A major rationale for building local and regional food systems is that they enhance food security and resilience. The unpredictability and changes in the food system are easier to manage in smaller-scale, local relationships, because the person-to-person (or person-to-local-buyer) dynamic is relationship-based and therefore inherently more flexible, forgiving and adaptive than a contract between a farmer whose fields have flooded due to higher impact hurricanes and a multinational corporation.
Community Sponsored Agriculture (CSA), a signature food movement initiative, represents a decoupled and interdependent system that enlists customers to help farmers. Locals share the farmer’s risks by helping to cover costs for the next growing season and collecting their boxes of veggies in season. This strategy supports the growth of organic farms and builds vibrant communities.
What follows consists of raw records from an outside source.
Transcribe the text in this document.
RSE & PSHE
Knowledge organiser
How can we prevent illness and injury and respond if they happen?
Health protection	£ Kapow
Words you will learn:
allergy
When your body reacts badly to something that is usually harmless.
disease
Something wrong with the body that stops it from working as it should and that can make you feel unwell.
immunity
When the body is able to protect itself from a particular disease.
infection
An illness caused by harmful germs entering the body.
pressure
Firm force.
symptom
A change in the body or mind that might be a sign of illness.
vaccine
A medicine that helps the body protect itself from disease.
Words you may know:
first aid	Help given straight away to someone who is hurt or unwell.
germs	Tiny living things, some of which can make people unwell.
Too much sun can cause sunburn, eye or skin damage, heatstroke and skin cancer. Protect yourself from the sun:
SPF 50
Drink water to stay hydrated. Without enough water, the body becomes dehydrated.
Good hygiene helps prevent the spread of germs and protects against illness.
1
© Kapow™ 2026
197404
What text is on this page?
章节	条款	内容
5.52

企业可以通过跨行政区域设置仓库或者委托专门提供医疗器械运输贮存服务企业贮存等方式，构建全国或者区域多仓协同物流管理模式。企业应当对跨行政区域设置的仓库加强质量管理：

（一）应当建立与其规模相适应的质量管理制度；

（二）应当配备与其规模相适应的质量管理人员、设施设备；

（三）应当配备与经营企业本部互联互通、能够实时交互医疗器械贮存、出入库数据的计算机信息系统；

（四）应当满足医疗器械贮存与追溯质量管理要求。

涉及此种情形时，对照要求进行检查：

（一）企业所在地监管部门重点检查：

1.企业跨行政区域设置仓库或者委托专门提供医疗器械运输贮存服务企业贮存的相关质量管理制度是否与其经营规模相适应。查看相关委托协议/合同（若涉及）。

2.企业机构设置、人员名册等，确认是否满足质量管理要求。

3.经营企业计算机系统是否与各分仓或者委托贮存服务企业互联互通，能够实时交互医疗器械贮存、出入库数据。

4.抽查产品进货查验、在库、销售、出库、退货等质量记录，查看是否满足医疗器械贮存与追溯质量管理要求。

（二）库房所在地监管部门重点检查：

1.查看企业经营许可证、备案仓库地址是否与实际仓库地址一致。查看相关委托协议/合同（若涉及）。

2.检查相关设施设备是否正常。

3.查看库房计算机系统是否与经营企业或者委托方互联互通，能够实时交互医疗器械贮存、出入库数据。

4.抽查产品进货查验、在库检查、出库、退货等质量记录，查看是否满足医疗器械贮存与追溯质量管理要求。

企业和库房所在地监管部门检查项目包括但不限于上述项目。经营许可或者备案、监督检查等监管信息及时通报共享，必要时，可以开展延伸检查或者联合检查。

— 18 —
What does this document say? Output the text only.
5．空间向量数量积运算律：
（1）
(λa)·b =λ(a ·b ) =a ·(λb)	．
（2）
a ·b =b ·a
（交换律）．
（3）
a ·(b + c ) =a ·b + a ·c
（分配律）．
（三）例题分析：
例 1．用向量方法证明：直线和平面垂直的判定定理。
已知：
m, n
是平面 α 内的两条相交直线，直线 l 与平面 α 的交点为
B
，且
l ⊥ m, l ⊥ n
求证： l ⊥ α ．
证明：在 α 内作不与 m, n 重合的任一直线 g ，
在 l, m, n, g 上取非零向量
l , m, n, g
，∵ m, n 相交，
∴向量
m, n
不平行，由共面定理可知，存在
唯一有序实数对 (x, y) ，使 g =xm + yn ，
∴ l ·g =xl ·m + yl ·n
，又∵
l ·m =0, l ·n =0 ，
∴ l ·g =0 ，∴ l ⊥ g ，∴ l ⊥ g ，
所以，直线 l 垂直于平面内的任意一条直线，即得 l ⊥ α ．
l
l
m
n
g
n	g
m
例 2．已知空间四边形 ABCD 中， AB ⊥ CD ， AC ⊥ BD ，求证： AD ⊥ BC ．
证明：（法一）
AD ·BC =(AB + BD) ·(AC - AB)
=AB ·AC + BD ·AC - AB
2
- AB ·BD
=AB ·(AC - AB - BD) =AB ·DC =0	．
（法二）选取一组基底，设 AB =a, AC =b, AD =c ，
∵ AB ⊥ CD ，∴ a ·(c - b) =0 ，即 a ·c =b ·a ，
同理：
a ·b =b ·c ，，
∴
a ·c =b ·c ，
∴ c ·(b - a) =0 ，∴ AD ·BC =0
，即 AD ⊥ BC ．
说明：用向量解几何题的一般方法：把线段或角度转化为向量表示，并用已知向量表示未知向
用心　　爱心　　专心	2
Unfortunately, the CSA model is 180 degrees from the Amazon-style business deal, which engenders a double bind: If sellers reject an unfavorable deal, they can’t sell products. But if sellers accept deals on poor terms, they may undergo financial hardship.
This sort of relationship typifies what Perrow calls “dependencies” in his book, The Next Catastrophe: Reducing Our Vulnerabilities to Natural, Industrial, and Terrorist Disasters. “Many dependencies can and should be avoided, and instead we should reorganize to maximize the values of interdependency,” he writes. “In some notable cases, this increases economic efficiency as well as reducing vulnerabilities.”
A farmer who sells to multiple outlets is functioning interdependently. This contrasts with a farmer who is entirely dependent on sales to one company.
“The old playbook is that you get labor and raw materials as cheaply as possible so that you can maximize the profits in your own business and externalize your environmental and social costs as much as possible,” said Kirschenmann. “If companies continue to operate by the old playbook, they are not going to be that successful in the future because they will no longer have thriving communities in which to do business.”
The old business playbook is also more vulnerable to catastrophe because a tightly coupled system is only as strong as its weakest link.
“The global food system in many parts of the world is no longer working because it’s dependent on cheap energy. We are simply not going to have the cheap fossil fuels that sustained an industrial food system,” said Kirschenmann.
Yet Amazon’s model is based on using cheap fuels to sort, pack and ship goods long distances.
“Now they are centrally managed and operating on a large scale. They could potentially re-design themselves to operate as a bioregional system,” said Kirschenmann. “But it’s hard to imagine.”